Do you know what? I'm blooming glad she bought the bastard thing, because without a doubt 'The Train' is going to live long in the boys' memories. They absolutely love it.

I still would never foist one on anybody else, mind

ApocalypseThen · 01/12/2014 06:09

Well if such a minor gift is such an appalling imposition, it really will serve you right when people stop bothering with your children at all, OP.

BramwellBrown · 01/12/2014 06:31

I want an advent train.

DD and DS have 5 chocolate calendars and 2 religious 1's each, all from other people, I didn't buy them any as this happens every year.

Ilovetobiteyourneck · 01/12/2014 08:04

I think it's a lovely kind gesture and incredibly wonderful that so many people care and love your child enough to buy them a calendar.

But it is also weird. You only need one advent calendar, it's not like easter where it's the more eggs the merrier. I personally think that having more than one to open every morning is not in the spirit of advent calendars.

thegreylady · 01/12/2014 08:11

My dgc have a wooden one and dd puts two tiny 'surprises' from the elves in each of the drawers. They also have one with just pictures and take it in turns which one they open.

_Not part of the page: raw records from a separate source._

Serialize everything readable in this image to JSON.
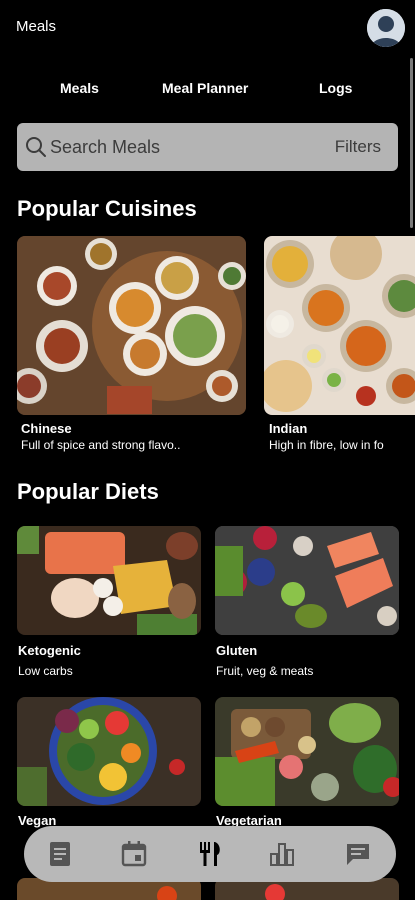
{
  "header": {
    "title": "Meals"
  },
  "tabs": [
    {
      "label": "Meals"
    },
    {
      "label": "Meal Planner"
    },
    {
      "label": "Logs"
    }
  ],
  "search": {
    "placeholder": "Search Meals",
    "filters_label": "Filters"
  },
  "sections": {
    "cuisines_title": "Popular Cuisines",
    "diets_title": "Popular Diets"
  },
  "cuisines": [
    {
      "name": "Chinese",
      "description": "Full of spice and strong flavo.."
    },
    {
      "name": "Indian",
      "description": "High in fibre, low in fo"
    }
  ],
  "diets": [
    {
      "name": "Ketogenic",
      "description": "Low carbs"
    },
    {
      "name": "Gluten",
      "description": "Fruit, veg & meats"
    },
    {
      "name": "Vegan",
      "description": ""
    },
    {
      "name": "Vegetarian",
      "description": ""
    }
  ],
  "bottom_nav": [
    {
      "icon": "document-icon"
    },
    {
      "icon": "calendar-icon"
    },
    {
      "icon": "fork-knife-icon"
    },
    {
      "icon": "bar-chart-icon"
    },
    {
      "icon": "chat-icon"
    }
  ],
  "colors": {
    "background": "#000000",
    "search_bg": "#b4b4b4",
    "nav_bg": "#b8b8b8"
  }
}
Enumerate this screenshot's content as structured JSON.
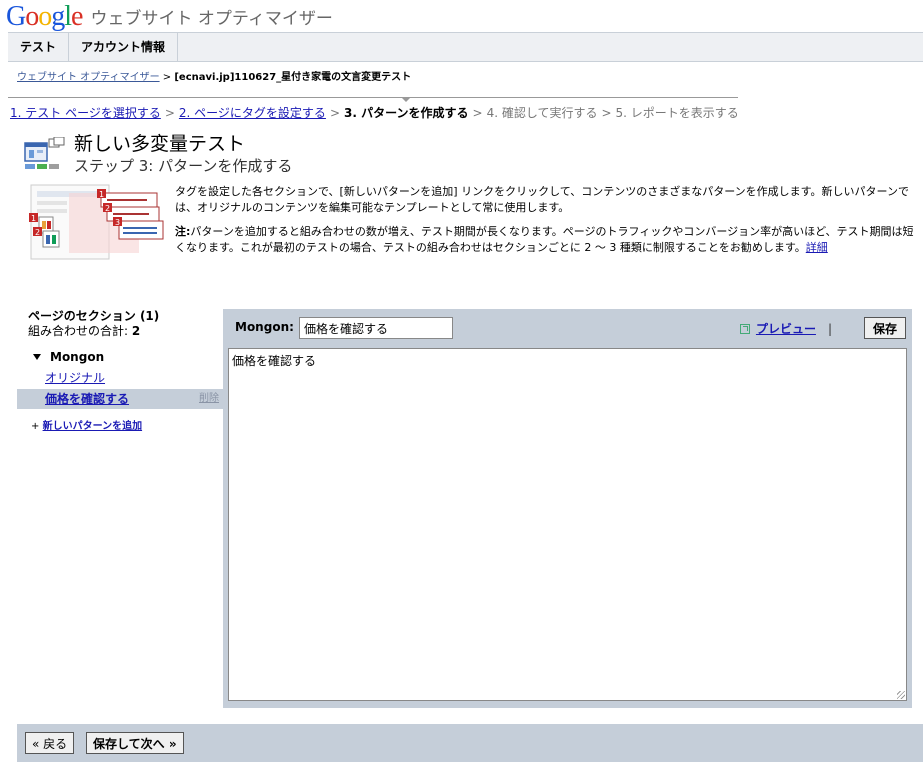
{
  "header": {
    "logo_text": "Google",
    "product_name": "ウェブサイト オプティマイザー",
    "logo_colors": [
      "#1a56db",
      "#d93025",
      "#f4b400",
      "#1a56db",
      "#0f9d58",
      "#d93025"
    ]
  },
  "tabs": [
    {
      "label": "テスト"
    },
    {
      "label": "アカウント情報"
    }
  ],
  "breadcrumb": {
    "root": "ウェブサイト オプティマイザー",
    "sep": ">",
    "current": "[ecnavi.jp]110627_星付き家電の文言変更テスト"
  },
  "steps": {
    "s1": "1. テスト ページを選択する",
    "s2": "2. ページにタグを設定する",
    "s3": "3. パターンを作成する",
    "s4": "4. 確認して実行する",
    "s5": "5. レポートを表示する",
    "sep": ">"
  },
  "page": {
    "title": "新しい多変量テスト",
    "subtitle": "ステップ 3: パターンを作成する"
  },
  "description": {
    "para1": "タグを設定した各セクションで、[新しいパターンを追加] リンクをクリックして、コンテンツのさまざまなパターンを作成します。新しいパターンでは、オリジナルのコンテンツを編集可能なテンプレートとして常に使用します。",
    "note_label": "注:",
    "note_text": "パターンを追加すると組み合わせの数が増え、テスト期間が長くなります。ページのトラフィックやコンバージョン率が高いほど、テスト期間は短くなります。これが最初のテストの場合、テストの組み合わせはセクションごとに 2 ～ 3 種類に制限することをお勧めします。",
    "details_link": "詳細"
  },
  "sections": {
    "heading": "ページのセクション (1)",
    "combos_label": "組み合わせの合計: ",
    "combos_value": "2",
    "group_name": "Mongon",
    "original_label": "オリジナル",
    "selected_label": "価格を確認する",
    "delete_label": "削除",
    "add_plus": "+",
    "add_label": "新しいパターンを追加"
  },
  "editor": {
    "label": "Mongon:",
    "name_value": "価格を確認する",
    "preview_label": "プレビュー",
    "pipe": "|",
    "save_label": "保存",
    "content": "価格を確認する"
  },
  "footer": {
    "back_label": "« 戻る",
    "next_label": "保存して次へ »"
  }
}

FunkyBoldRibena · 01/12/2014 08:23

Surely if you are religious then you only need the one advent calender, and if you are the parent you will manage that particular daily interaction.

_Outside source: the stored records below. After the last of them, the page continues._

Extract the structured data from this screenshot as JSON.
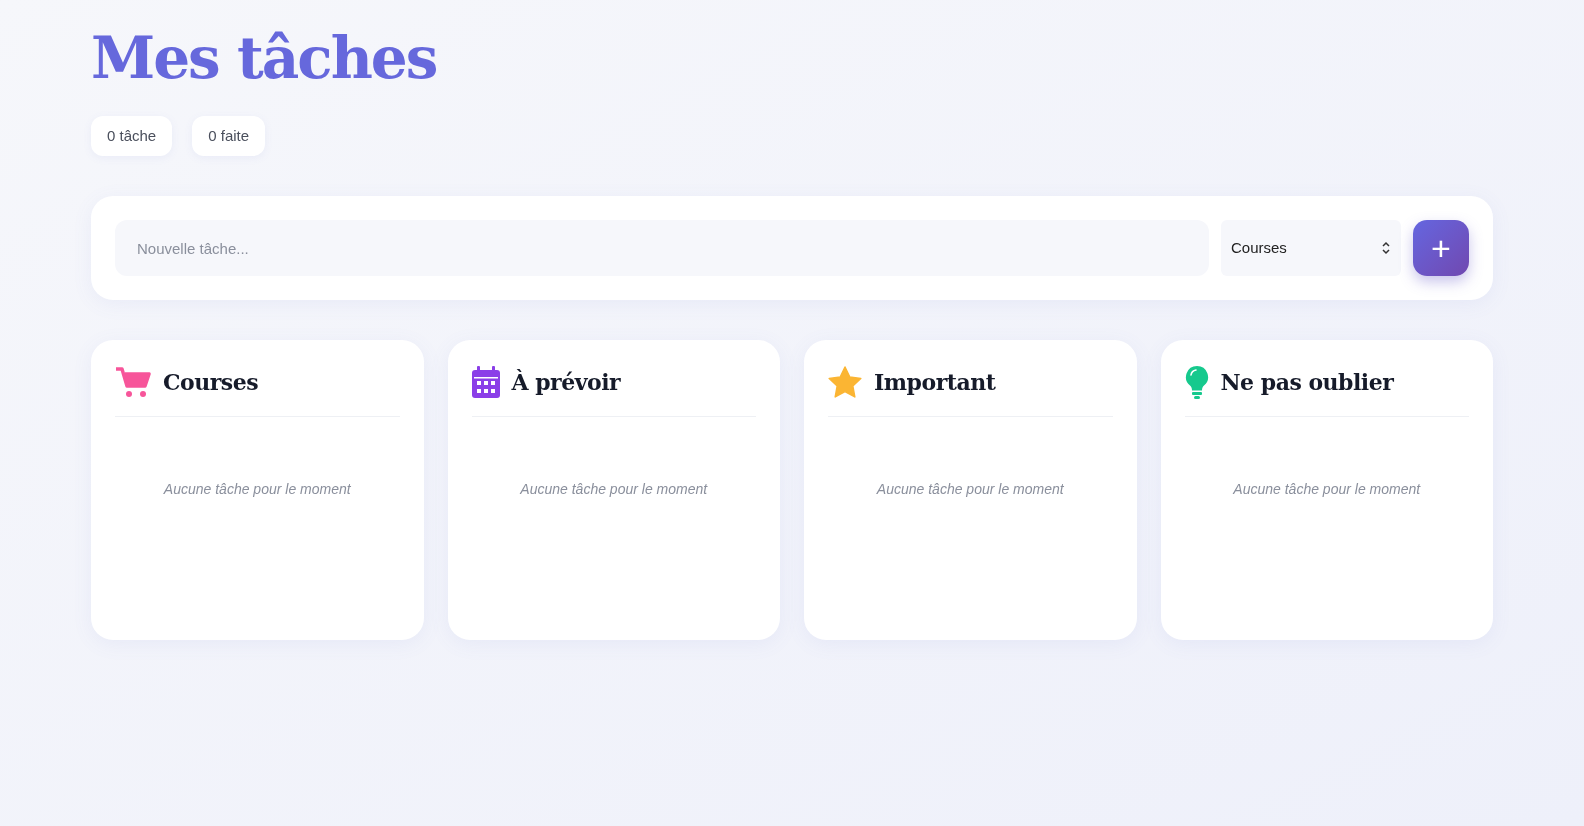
{
  "title": "Mes tâches",
  "stats": [
    "0 tâche",
    "0 faite"
  ],
  "new_task": {
    "placeholder": "Nouvelle tâche...",
    "category": "Courses"
  },
  "add_button": "+",
  "columns": [
    {
      "kind": "cart",
      "title": "Courses",
      "empty": "Aucune tâche pour le moment"
    },
    {
      "kind": "calendar",
      "title": "À prévoir",
      "empty": "Aucune tâche pour le moment"
    },
    {
      "kind": "star",
      "title": "Important",
      "empty": "Aucune tâche pour le moment"
    },
    {
      "kind": "bulb",
      "title": "Ne pas oublier",
      "empty": "Aucune tâche pour le moment"
    }
  ]
}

If you aren't religious, why do you need an advent calender anyway?

Vijac · 01/12/2014 08:27

Bit harsh Apocalypse Hmm. I only wondered what other people thought of it as a gift choice, I know they mean well.

OP posts:
Dreadedsunnyday · 01/12/2014 08:53

I expect you'll cope with the extra chocolate somehow Grin
I'm still buying them for mine at 15, 18 and 19 and don't plan to stop anytime soon! Growing up my three siblings and I SHARED one of those picture ones....yeah.